The court noted that only 48 students got medical seats without attending coaching classes, whereas 3,033 secured admission to government colleges after going to coaching classes.
Similarly, only 52 students got admission in self-financing colleges without attending coaching classes, while 1,598 got medical seats after attending coaching classes. The bench said it was shocking that only a negligible number of candidates got admission without coaching.
“That means medical education is not available to the poor people and it is available only to those who underwent coaching classes by spending lakhs of rupees. Moreover, this will also put rural students in a disadvantageous position, as they lack facilities of undergoing coaching,” the court said.
S Dheeran, an aspiring medical student, had filed the PIL for a direction to the Tamil Nadu government to undertake proper counselling and ‘mop-up procedure’ to fill 207 management quota MBBS seats in various colleges.
The court had widened the scope of Dheeran’s petition, taking note of the NEET impersonation scam which surfaced last month when a suspicion was raised over a first-year MBBS student of Theni Medical College.
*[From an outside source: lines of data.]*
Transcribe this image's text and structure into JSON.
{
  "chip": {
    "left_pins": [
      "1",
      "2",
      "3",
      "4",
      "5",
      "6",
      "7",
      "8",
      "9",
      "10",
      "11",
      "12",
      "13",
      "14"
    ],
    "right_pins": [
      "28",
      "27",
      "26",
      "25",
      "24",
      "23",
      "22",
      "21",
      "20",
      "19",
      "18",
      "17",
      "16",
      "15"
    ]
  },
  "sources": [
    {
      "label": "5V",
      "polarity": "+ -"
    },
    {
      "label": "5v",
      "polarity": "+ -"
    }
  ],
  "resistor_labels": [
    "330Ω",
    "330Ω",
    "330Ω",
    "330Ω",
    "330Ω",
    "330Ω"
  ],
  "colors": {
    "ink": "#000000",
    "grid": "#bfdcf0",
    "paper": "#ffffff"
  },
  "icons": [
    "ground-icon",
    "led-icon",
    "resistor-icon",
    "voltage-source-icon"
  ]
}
Investigations revealed he had secured the admission using the marks scored by a proxy candidate.
“It is shocking that only those who attended coaching classes…paid as much as Rs 5 lakh…obtain medical seats,” it added. “But huge amounts of money are being paid to coaching centres to get admission.”
The court had directed all medical colleges in Tamil Nadu, government, private and deemed universities, to send a list of admitted students to the National Testing Agency, which conducted NEET, by e-mail on or before October 30.
On receipt of the communications, the NTA shall forward the original thumb impression of all admitted candidates in the state to CB-CID police, probing the impersonation scam, the court had said. During the hearing on Monday, NTA counsel submitted that fingerprints of 6,976 students of government and private medical colleges and 1,250 of seven deemed Universities have been handed over to the CB-CID.
Counsel for CBI gave an undertaking that he would verify whether the agency had received any complaint with regard to impersonation or malpractices in the NEET exam to secure admission in medical colleges in other states. The bench then posted the matter to November 7.